“哦。”

    寒日失去兴趣。

    大概是他的表情太过死气沉沉,奥贝迩忍不住多瞄了几眼。

    他那可爱的小珍珠,仿佛失去了所有光泽,如蒙尘的珍珠,浑身上下散发着无助和茫然的气息。

    “你难道不好奇是什么异兽吗?”

    寒日没吭声。

    好奇?

    好奇能掩盖他内心升腾而起的罪恶感吗?

    他的蛋蛋,他的亲弟弟,在他不知情的情况之下,成为了实验体302。

    而自己呢?

    他却完全没有意识到他的身份,甚至被他的美色所吸引,默认将他当成了伴侣……

    这种道德的罪恶感,让他保守煎熬,脑海中浑浑噩噩,满脑子只剩下寒沉兽形时的模样——

    为什么?

    他茫然而又不解。

    为什么寒沉的兽态与雄父的兽态相差如此之大?

    在他的记忆中,狰狞的巨龙拥有黑色鳞甲,宽厚的羽翼,还有凶戾却又在不经意间显现出的憨厚。

    那是雄父的印象。

    巨龙的模样,几乎与寒沉的兽态是两个极端。

    一个是霸气的威猛的酷,一个是阴冷诡辩的煞。

    ……不。

    他像是想起什么般。

    寒沉还是有一点与雄父相似——至少他的鳞片也是黑的。

    思及此,寒日忍不住抱起双腿。

    “唉。
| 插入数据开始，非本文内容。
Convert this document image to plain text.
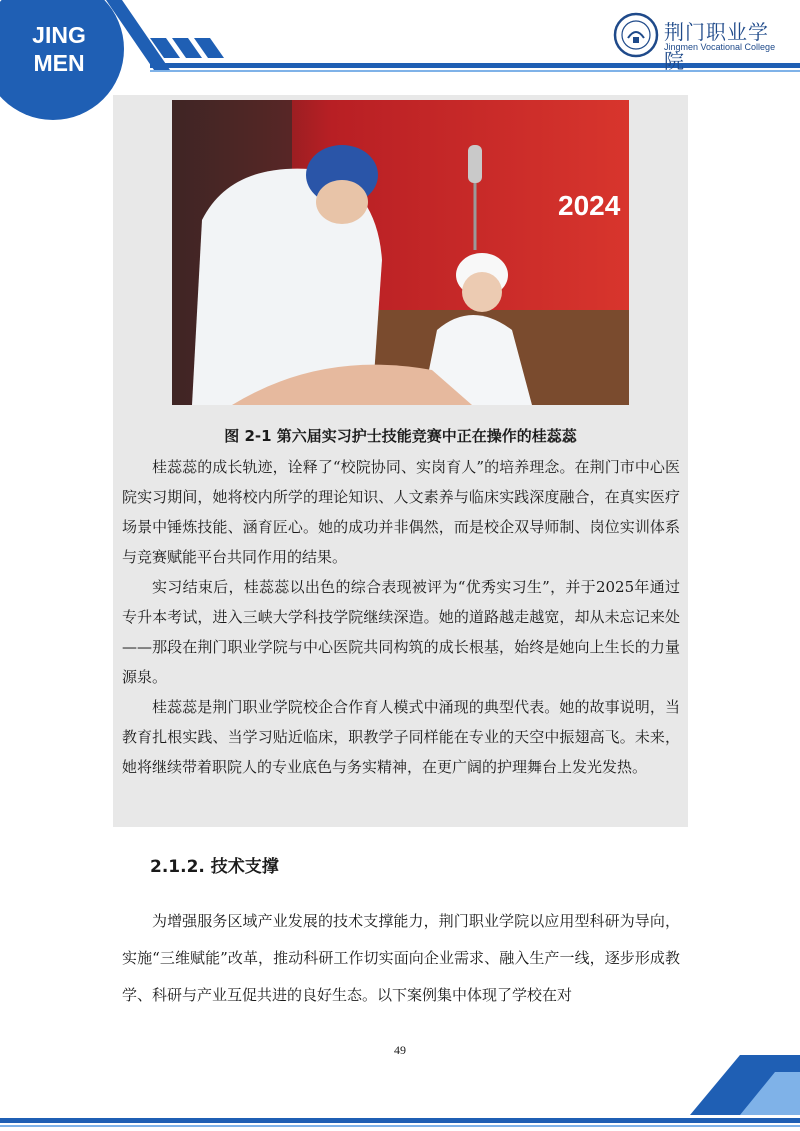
JING
MEN
荆门职业学院
Jingmen Vocational College
2024
图 2-1 第六届实习护士技能竞赛中正在操作的桂蕊蕊

桂蕊蕊的成长轨迹，诠释了“校院协同、实岗育人”的培养理念。在荆门市中心医院实习期间，她将校内所学的理论知识、人文素养与临床实践深度融合，在真实医疗场景中锤炼技能、涵育匠心。她的成功并非偶然，而是校企双导师制、岗位实训体系与竞赛赋能平台共同作用的结果。

实习结束后，桂蕊蕊以出色的综合表现被评为“优秀实习生”，并于2025年通过专升本考试，进入三峡大学科技学院继续深造。她的道路越走越宽，却从未忘记来处——那段在荆门职业学院与中心医院共同构筑的成长根基，始终是她向上生长的力量源泉。

桂蕊蕊是荆门职业学院校企合作育人模式中涌现的典型代表。她的故事说明，当教育扎根实践、当学习贴近临床，职教学子同样能在专业的天空中振翅高飞。未来，她将继续带着职院人的专业底色与务实精神，在更广阔的护理舞台上发光发热。

2.1.2. 技术支撑

为增强服务区域产业发展的技术支撑能力，荆门职业学院以应用型科研为导向，实施“三维赋能”改革，推动科研工作切实面向企业需求、融入生产一线，逐步形成教学、科研与产业互促共进的良好生态。以下案例集中体现了学校在对

49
”

    与此同时,躺在病床之上的青年缓缓睁开了双眼。

    身体仿佛散架一般的剧烈疼痛。

    寒沉从床上艰难的坐起,低头间看见自己手背上扎入的针头。

    “我都说了人没事,不要再烦我了。”

    “唉,这人皮可真厚,废了我们那么多针……可恶,不知道现在医疗物资紧缺吗?”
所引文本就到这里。